Bir adalet sözü. Ah, Fırat! Adaletin mekânı demek Asrı Saadet’te de Fırat imiş. Söz, Mehmet Akif Ersoy’un ağzından Hz. Ömer’e söyletilmiş:
“Kenar-ı Dicle’de bir kurt aşırsa koyunu
Gelir de adl-i İlahi sorar Ömer’den onu”
“Ömer adaleti”ni yansıttığı belirtilen sözün başka aktarımları da var, bir versiyonunda sözün Hz. Ali ile Hz. Ömer’in bir konuşmasında söylendiği ve Hz. Ali’nin aktardığı belirtiliyor. Sözün siyasette meşhur oluşu, Süleyman Demirel’in kullanmasından sonraydı. Süleyman Demirel’in cumhurbaşkanlığı dönemindeki kayıpları saymak imkânsız neredeyse. Fırat kenarındaki kuzu ne, Fırat kan akıyordu, Fırat’ın öte yanı. Fırat’ın kenarı, o yanıyla bu yanı bugün de adaletin terazisi. Fakat söz başka hakikat başka demek. Berfo Ana’nın dediği gibi: “Adaletten sorumlu bakan ile görüşüp 'Bu ne biçim adalet' demek istedim, 'Mühim işlerim var, ona ayıracak zamanım yok' demiş. Sizin, bizim sorunlarımızı çözmekten daha mühim ne işiniz var?”
*
Neydim ben gurbet mi yenilgi mi
Her gün devasız bir salgın gibi ararken sesimi
Ayakları ters dönmüş bir yolcu gibiydim
*
Uzun bir yol bu. Uzun bir yolculuk. Kardeşimizi aradığımız yolculuk. Kardeşimiz kayıpsa kardeşliğimiz de kayıptır. Kayıptayız. Bir bugün mü sadece? 100 yıldır.

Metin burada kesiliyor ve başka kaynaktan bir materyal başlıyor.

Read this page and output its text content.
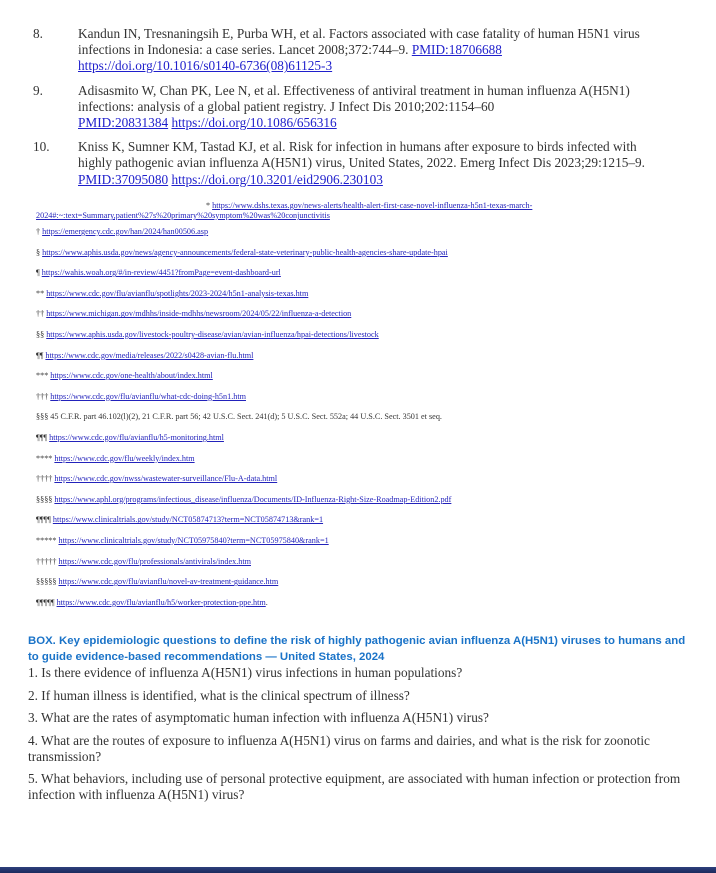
8.	Kandun IN, Tresnaningsih E, Purba WH, et al. Factors associated with case fatality of human H5N1 virus infections in Indonesia: a case series. Lancet 2008;372:744–9. PMID:18706688
https://doi.org/10.1016/s0140-6736(08)61125-3
9.	Adisasmito W, Chan PK, Lee N, et al. Effectiveness of antiviral treatment in human influenza A(H5N1) infections: analysis of a global patient registry. J Infect Dis 2010;202:1154–60
PMID:20831384 https://doi.org/10.1086/656316
10. Kniss K, Sumner KM, Tastad KJ, et al. Risk for infection in humans after exposure to birds infected with highly pathogenic avian influenza A(H5N1) virus, United States, 2022. Emerg Infect Dis 2023;29:1215–9. PMID:37095080 https://doi.org/10.3201/eid2906.230103
* https://www.dshs.texas.gov/news-alerts/health-alert-first-case-novel-influenza-h5n1-texas-march-
2024#:~:text=Summary,patient%27s%20primary%20symptom%20was%20conjunctivitis
† https://emergency.cdc.gov/han/2024/han00506.asp
§ https://www.aphis.usda.gov/news/agency-announcements/federal-state-veterinary-public-health-agencies-share-update-hpai
¶ https://wahis.woah.org/#/in-review/4451?fromPage=event-dashboard-url
** https://www.cdc.gov/flu/avianflu/spotlights/2023-2024/h5n1-analysis-texas.htm
†† https://www.michigan.gov/mdhhs/inside-mdhhs/newsroom/2024/05/22/influenza-a-detection
§§ https://www.aphis.usda.gov/livestock-poultry-disease/avian/avian-influenza/hpai-detections/livestock
¶¶ https://www.cdc.gov/media/releases/2022/s0428-avian-flu.html
*** https://www.cdc.gov/one-health/about/index.html
††† https://www.cdc.gov/flu/avianflu/what-cdc-doing-h5n1.htm
§§§ 45 C.F.R. part 46.102(l)(2), 21 C.F.R. part 56; 42 U.S.C. Sect. 241(d); 5 U.S.C. Sect. 552a; 44 U.S.C. Sect. 3501 et seq.
¶¶¶ https://www.cdc.gov/flu/avianflu/h5-monitoring.html
**** https://www.cdc.gov/flu/weekly/index.htm
†††† https://www.cdc.gov/nwss/wastewater-surveillance/Flu-A-data.html
§§§§ https://www.aphl.org/programs/infectious_disease/influenza/Documents/ID-Influenza-Right-Size-Roadmap-Edition2.pdf
¶¶¶¶ https://www.clinicaltrials.gov/study/NCT05874713?term=NCT05874713&rank=1
***** https://www.clinicaltrials.gov/study/NCT05975840?term=NCT05975840&rank=1
††††† https://www.cdc.gov/flu/professionals/antivirals/index.htm
§§§§§ https://www.cdc.gov/flu/avianflu/novel-av-treatment-guidance.htm
¶¶¶¶¶ https://www.cdc.gov/flu/avianflu/h5/worker-protection-ppe.htm.
BOX. Key epidemiologic questions to define the risk of highly pathogenic avian influenza A(H5N1) viruses to humans and to guide evidence-based recommendations — United States, 2024
1. Is there evidence of influenza A(H5N1) virus infections in human populations?
2. If human illness is identified, what is the clinical spectrum of illness?
3. What are the rates of asymptomatic human infection with influenza A(H5N1) virus?
4. What are the routes of exposure to influenza A(H5N1) virus on farms and dairies, and what is the risk for zoonotic transmission?
5. What behaviors, including use of personal protective equipment, are associated with human infection or protection from infection with influenza A(H5N1) virus?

Çîroka Wenda (Kayıp Hikaye, yönetmen Mehmet Uluç) belgeselinde anlatılıyor. Boğos Arslanyan, 100 yıldır kayıp. Kardeşi Halil, Müslüman olmuş, imam olmuş. Kendi çocuklarına, başka çocuklara Kuran öğretmiş. Ama kardeşini “Boğuz”u aramayı hiç bırakmamış yaşarken. Vasiyet etmiş. Çocukları da aramış. Torunları da arıyor. Üç kuşak, “kayıp kardeş”i arıyor. Kardeşliği kaybetmemek için. Kayba tahammül edebilmek için. Başka kardeşlerin kaybolmaması için. Artık kardeşleriyle başka dinde olsalar da arıyorlar. İnsanlığı kaybetmemek için, aramak gerek. Sormak. Adalet istemek. Hesap sorulmasını istemek.
Ben kayıp bir kardeştim
Ölümü düşündüm yüzümü saçlarımla örttüm
En zayıf yerimden yeniden doğayım diye
Tanrıya dualar ettim
*
Yazı boyu eğik yazıyla alıntılanan dizeler, Ömer Erdem’e ait. 1996’da yayınlanan Dünyaya Sarkıtılan İpler kitabının ilk ve “Kayıp Kardeş” başlıklı şiirden. Başlık, şiirden mülhem, şairin affına sığınarak.